22When an athlete tells you they are struggling but their metrics look fine, do you listen to them or trust the device?
23How much of your one-on-one communication with athletes now centres on explaining their data rather than understanding their individual goals?
24If you removed all the AI dashboards tomorrow, would you still know how your athletes are actually coping?
25Are younger players on your team learning to trust their own body signals, or are they learning to trust what the app tells them?
26Does your AI monitoring system ever suggest sessions or intensity that would strengthen the athlete's confidence, or only sessions that reduce measurable risk?
27When an athlete is mentally defeated and needs to sit out, would the AI system recommend rest or would it show readiness and push them back in?
28Are there conversations you now avoid having because the data makes them seem unnecessary?
29If an athlete performs worse after following the AI recommendations than they would have with your original plan, how would you know?
30Do your athletes feel like you are their coach or like you are the person who interprets what the AI says?
Questions About Your Own Coaching Judgement
31When you disagree with what the AI recommends, do you explore why you disagree or do you assume the AI is probably right?
32What part of your coaching expertise cannot be measured and is therefore invisible to every AI tool you use?
33Are you making decisions slower because you now wait for the data before you trust your own observation?
34If you had to coach without access to any AI tools for one week, would you be confident in the decisions you made?
35Do you still remember how to predict an injury by watching an athlete move, or have you outsourced that skill to wearables?
36When the AI contradicts your judgement, do you get curious about why or do you feel defensive about your expertise?
37How would you defend a decision to a sceptical athlete or parent if the only justification is that the AI recommended it?
38Are there patterns you notice in your athletes that the AI never picks up because those patterns are specific to your team?
39If you had to choose between trusting the data or trusting your direct observation of one athlete, which way would you lean now compared to two years ago?
40What would it look like to use AI as information instead of instruction in your coaching?
How to use these questions
Before you act on an AI recommendation, ask yourself what you would do if you did not have access to that data. Your answer shows whether the AI is genuinely improving your decision or just giving you a shortcut.
Watch for the moment when you stop observing and start verifying. You know you have crossed the line when you are looking at your athletes to check whether the dashboard is right instead of looking at the dashboard to understand what you already saw.

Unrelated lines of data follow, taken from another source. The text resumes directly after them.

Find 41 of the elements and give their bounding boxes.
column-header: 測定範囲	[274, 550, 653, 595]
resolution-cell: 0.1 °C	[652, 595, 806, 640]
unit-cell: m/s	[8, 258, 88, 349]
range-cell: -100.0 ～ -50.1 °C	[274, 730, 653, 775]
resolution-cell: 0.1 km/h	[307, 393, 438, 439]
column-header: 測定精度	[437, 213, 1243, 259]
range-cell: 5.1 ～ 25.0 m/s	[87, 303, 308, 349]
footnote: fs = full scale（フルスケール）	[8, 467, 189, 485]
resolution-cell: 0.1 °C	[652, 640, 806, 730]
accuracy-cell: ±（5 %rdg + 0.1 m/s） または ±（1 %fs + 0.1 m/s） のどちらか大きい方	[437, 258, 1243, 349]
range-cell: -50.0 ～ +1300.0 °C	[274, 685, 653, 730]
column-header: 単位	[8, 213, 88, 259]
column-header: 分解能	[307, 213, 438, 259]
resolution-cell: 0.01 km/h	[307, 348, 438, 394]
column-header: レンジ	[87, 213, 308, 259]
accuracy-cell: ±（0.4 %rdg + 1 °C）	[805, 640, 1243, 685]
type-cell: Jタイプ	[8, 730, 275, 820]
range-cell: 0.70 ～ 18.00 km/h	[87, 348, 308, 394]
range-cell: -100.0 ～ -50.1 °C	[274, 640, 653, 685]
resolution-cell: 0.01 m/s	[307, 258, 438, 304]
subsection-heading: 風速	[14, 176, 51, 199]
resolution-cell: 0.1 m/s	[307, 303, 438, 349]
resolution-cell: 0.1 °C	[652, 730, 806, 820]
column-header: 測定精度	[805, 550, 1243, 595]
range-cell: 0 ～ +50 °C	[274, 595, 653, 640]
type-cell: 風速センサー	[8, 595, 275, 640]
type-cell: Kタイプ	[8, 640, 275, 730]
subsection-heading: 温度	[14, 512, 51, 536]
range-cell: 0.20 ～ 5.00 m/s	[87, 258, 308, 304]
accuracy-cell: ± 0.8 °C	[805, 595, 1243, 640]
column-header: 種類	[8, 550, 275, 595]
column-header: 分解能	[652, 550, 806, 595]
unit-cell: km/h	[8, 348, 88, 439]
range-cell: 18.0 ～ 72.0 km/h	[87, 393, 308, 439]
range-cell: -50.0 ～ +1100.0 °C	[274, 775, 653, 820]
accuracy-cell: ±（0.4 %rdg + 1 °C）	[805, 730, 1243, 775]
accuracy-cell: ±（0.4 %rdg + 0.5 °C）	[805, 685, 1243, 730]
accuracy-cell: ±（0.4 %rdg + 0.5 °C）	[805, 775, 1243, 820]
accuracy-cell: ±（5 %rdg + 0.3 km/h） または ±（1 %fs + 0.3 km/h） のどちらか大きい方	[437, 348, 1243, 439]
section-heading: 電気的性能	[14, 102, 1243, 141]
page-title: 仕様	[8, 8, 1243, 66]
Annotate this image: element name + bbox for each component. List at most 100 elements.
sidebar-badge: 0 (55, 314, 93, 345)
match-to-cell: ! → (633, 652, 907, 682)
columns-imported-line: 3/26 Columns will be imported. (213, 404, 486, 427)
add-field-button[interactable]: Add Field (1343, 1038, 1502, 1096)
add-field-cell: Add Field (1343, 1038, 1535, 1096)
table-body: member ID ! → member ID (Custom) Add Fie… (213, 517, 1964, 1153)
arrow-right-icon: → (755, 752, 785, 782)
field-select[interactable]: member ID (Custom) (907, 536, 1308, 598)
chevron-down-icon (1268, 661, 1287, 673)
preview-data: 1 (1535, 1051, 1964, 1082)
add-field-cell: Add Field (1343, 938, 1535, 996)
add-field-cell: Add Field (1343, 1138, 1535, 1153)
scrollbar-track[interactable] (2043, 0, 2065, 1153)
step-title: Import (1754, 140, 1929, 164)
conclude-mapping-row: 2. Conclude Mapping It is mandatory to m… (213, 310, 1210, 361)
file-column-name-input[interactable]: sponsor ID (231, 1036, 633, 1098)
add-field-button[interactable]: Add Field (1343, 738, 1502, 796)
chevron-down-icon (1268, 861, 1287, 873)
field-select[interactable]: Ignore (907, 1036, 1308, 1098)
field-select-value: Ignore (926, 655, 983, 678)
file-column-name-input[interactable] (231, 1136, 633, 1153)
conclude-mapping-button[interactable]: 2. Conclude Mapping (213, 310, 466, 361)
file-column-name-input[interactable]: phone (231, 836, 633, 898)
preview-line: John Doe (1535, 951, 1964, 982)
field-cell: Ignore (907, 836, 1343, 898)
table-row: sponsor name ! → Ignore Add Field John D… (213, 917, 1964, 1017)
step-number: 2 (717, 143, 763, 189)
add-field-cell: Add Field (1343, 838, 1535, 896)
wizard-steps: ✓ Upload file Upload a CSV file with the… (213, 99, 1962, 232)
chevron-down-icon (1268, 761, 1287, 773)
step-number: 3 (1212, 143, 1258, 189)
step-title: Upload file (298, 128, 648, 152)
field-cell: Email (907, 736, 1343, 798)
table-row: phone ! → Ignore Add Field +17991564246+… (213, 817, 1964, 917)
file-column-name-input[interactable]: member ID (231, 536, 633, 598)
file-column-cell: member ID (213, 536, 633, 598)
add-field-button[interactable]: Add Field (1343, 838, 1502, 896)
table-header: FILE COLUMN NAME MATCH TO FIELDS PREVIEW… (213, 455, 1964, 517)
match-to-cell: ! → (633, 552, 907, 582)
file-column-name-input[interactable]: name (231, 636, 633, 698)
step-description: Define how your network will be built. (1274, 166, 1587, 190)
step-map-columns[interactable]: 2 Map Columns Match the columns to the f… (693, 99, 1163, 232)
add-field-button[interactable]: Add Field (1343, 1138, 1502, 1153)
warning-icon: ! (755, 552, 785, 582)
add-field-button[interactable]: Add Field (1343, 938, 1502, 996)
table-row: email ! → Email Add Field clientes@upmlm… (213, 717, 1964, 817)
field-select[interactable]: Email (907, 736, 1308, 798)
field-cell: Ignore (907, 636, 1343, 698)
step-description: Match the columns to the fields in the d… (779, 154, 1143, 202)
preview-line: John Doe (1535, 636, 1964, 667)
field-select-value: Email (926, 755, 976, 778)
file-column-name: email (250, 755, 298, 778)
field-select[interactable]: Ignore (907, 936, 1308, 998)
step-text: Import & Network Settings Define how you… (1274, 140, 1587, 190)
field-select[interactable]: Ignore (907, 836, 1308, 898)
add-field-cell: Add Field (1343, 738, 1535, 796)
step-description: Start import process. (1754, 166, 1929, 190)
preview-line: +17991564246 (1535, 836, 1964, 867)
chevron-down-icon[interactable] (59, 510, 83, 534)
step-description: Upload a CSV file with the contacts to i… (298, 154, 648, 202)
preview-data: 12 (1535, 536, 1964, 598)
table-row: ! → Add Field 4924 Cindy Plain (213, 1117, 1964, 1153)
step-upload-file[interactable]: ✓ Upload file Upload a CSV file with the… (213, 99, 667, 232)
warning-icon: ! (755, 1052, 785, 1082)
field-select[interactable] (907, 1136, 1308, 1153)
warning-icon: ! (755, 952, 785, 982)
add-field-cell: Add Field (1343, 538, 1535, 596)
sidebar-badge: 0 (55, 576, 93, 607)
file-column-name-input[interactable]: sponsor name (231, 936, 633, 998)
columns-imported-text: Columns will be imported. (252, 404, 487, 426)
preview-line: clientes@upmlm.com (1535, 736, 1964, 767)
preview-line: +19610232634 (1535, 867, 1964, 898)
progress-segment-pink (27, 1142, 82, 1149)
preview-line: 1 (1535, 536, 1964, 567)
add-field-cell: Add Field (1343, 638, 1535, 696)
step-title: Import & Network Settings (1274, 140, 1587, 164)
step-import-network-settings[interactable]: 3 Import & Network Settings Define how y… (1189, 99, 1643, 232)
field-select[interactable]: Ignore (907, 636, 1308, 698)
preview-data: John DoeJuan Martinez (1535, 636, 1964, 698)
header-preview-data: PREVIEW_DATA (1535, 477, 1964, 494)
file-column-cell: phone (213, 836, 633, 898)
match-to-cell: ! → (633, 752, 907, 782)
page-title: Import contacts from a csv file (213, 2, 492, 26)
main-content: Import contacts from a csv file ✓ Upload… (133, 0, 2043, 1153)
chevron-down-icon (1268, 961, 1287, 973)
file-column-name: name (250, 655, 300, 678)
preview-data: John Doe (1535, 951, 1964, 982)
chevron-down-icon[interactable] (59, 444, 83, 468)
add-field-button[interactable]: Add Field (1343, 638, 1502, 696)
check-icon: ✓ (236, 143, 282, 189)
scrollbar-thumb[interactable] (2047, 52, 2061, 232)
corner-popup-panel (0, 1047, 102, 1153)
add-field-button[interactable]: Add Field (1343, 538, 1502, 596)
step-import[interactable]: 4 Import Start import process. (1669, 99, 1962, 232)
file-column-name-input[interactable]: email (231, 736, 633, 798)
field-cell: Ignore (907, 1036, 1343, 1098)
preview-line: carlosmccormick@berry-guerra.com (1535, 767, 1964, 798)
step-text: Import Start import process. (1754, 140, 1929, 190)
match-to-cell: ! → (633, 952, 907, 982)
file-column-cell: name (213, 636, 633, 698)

Keep a record of decisions where you trusted the AI over your judgement and decisions where you trusted yourself over the AI. Review them every quarter. This is how you learn which tool gets better in your context.
Create a rule: your coaching plan can use AI data, but it cannot be made entirely from AI data. One session per week should come from your observation and intuition alone. This keeps your own skill sharp.
When introducing a new AI tool, resist the pressure to use it on all players immediately. Run it on a subset of your team for a month while using your own methods with everyone. Compare what you learn. Only expand if your observations match the AI's insights.